Team Leadership at MASA
Michigan Aeronautical Science Association (MASA)
Some of our most formative experiences are often the toughest ones. When we are thrown in the deep-end of something new, the overwhelming feeling of trying to learn while still meeting deadlines can be brutal. At the end of it, we realize that not only have we learned how to do something new but we have grown into a better version of ourselves. For me, this is what the Michigan Aeronautical Science Association (MASA) was. Over two and a half years, I grew from a student learning the ropes of liquid rocket propulsion into a System Engineering Director, coordinating seven cross-functional subteams and more than fifty engineers. It was the kind of engineering environment with real stakes, hard deadlines, and learning that comes whether you expect it or not.

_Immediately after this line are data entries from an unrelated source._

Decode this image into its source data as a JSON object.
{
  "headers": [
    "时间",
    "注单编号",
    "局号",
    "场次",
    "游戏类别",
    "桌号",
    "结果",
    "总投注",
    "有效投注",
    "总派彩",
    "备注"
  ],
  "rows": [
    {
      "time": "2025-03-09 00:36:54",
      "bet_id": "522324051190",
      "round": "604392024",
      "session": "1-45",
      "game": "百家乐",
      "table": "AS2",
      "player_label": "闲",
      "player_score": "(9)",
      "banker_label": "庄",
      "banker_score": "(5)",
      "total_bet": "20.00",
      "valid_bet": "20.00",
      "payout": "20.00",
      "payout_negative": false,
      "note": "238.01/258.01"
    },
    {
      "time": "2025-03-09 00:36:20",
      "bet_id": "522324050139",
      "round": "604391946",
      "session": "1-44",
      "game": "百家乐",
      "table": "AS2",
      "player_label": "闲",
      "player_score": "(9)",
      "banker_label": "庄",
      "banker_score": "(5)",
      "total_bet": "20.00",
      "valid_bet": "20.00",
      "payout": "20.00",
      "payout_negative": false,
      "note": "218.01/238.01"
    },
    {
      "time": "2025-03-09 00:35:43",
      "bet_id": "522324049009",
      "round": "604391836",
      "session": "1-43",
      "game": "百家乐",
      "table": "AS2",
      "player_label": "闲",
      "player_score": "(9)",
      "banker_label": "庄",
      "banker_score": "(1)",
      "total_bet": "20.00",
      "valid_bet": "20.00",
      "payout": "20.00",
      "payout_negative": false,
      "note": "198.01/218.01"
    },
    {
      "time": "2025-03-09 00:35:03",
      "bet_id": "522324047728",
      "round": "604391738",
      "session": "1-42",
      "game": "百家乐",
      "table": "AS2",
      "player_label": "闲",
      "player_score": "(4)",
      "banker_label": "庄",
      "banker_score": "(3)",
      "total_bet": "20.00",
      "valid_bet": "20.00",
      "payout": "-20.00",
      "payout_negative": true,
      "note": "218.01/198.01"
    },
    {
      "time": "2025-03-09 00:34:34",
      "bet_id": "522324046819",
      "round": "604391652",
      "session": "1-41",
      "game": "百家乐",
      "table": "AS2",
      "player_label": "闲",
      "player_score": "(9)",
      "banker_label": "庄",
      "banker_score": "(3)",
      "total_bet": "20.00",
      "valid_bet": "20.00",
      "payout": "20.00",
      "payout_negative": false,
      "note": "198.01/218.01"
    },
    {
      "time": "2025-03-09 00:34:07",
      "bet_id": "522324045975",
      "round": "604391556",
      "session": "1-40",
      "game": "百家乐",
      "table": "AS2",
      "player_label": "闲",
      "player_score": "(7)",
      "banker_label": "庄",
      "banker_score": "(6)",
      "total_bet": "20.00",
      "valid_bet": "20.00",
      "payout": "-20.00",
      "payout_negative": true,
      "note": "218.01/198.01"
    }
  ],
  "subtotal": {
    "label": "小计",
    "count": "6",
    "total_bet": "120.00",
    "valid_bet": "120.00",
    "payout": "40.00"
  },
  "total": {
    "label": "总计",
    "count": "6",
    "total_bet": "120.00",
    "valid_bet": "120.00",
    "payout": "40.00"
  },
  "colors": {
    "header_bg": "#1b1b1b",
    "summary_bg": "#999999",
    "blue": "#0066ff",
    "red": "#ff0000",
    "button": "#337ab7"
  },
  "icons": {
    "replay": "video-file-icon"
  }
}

Systems Engineering Director
When I became the Director of Systems Engineering at MASA, my job shifted from doing engineering to enabling it. Coordinating across propulsion, strutcures, aerodynamics & recovery, ATLO (assembly, test, and launch operations), and avionics meant I had to understand each project on each team deeply enough to identify conflicts and understand how each system will interface and integrate. All the while I had to keep vehicle-level requirements in view when individual teams and projects were understandably focused on their own piece of a huge puzzle.
One of the problems that I took initiative at tackling is knowledge continuity. In a collegiate rocketry club the turnover rate is brutal. Every year, experienced members graduate and the knowledge they gained oftentimes departs the team with them. To avoid rebuilding the technical and institutional knowledge from scratch every time, I worked to implement documentation practices that made critical knowledge presistent, searchable, and easily editable using tools the team is comfortable with. If a future engineer joining MASA can understand why a design decision was made three years ago, that’s a huge win for the team’s long-term capability.

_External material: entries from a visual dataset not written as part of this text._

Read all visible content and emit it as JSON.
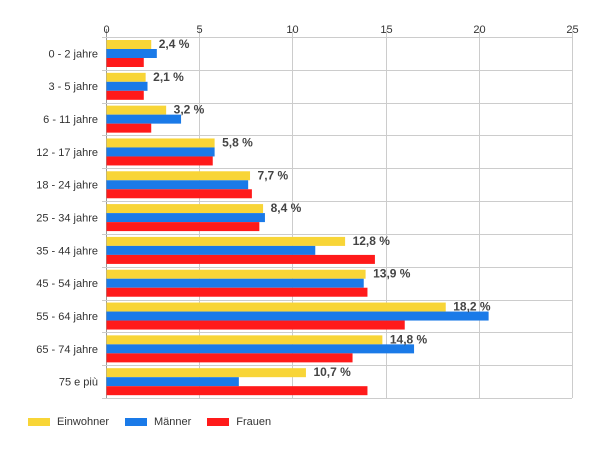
{
  "chart_data": {
    "type": "bar",
    "orientation": "horizontal",
    "categories": [
      "0 - 2 jahre",
      "3 - 5 jahre",
      "6 - 11 jahre",
      "12 - 17 jahre",
      "18 - 24 jahre",
      "25 - 34 jahre",
      "35 - 44 jahre",
      "45 - 54 jahre",
      "55 - 64 jahre",
      "65 - 74 jahre",
      "75 e più"
    ],
    "series": [
      {
        "name": "Einwohner",
        "color": "#f8d537",
        "values": [
          2.4,
          2.1,
          3.2,
          5.8,
          7.7,
          8.4,
          12.8,
          13.9,
          18.2,
          14.8,
          10.7
        ]
      },
      {
        "name": "Männer",
        "color": "#1a7ae8",
        "values": [
          2.7,
          2.2,
          4.0,
          5.8,
          7.6,
          8.5,
          11.2,
          13.8,
          20.5,
          16.5,
          7.1
        ]
      },
      {
        "name": "Frauen",
        "color": "#ff1a1a",
        "values": [
          2.0,
          2.0,
          2.4,
          5.7,
          7.8,
          8.2,
          14.4,
          14.0,
          16.0,
          13.2,
          14.0
        ]
      }
    ],
    "data_labels": [
      "2,4 %",
      "2,1 %",
      "3,2 %",
      "5,8 %",
      "7,7 %",
      "8,4 %",
      "12,8 %",
      "13,9 %",
      "18,2 %",
      "14,8 %",
      "10,7 %"
    ],
    "x_ticks": [
      0,
      5,
      10,
      15,
      20,
      25
    ],
    "xlim": [
      0,
      25
    ],
    "axis_position": "top",
    "grid": true,
    "legend_position": "bottom-left",
    "title": "",
    "xlabel": "",
    "ylabel": ""
  }
}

Clementine: Launch Crew on the Most Powerful Student-Built Rocket Ever Flown
In May 2023, I was part of the launch crew for Clementine. As of March 2026, Clementine remains the most powerful student-built kerolox rocket to have ever taken flight. The engine produced 5 kN of thrust and the rocket successfully reached about 2300m (~7500ft). Being part of an expeditious 23 person crew for the launch was equal parts nerve-wracking and exhiliarating.
In the twelve week pre-launch campaign, I supported the field propulsion team in the construction of the thrust-chamber assembly and its integration in the full rocket system.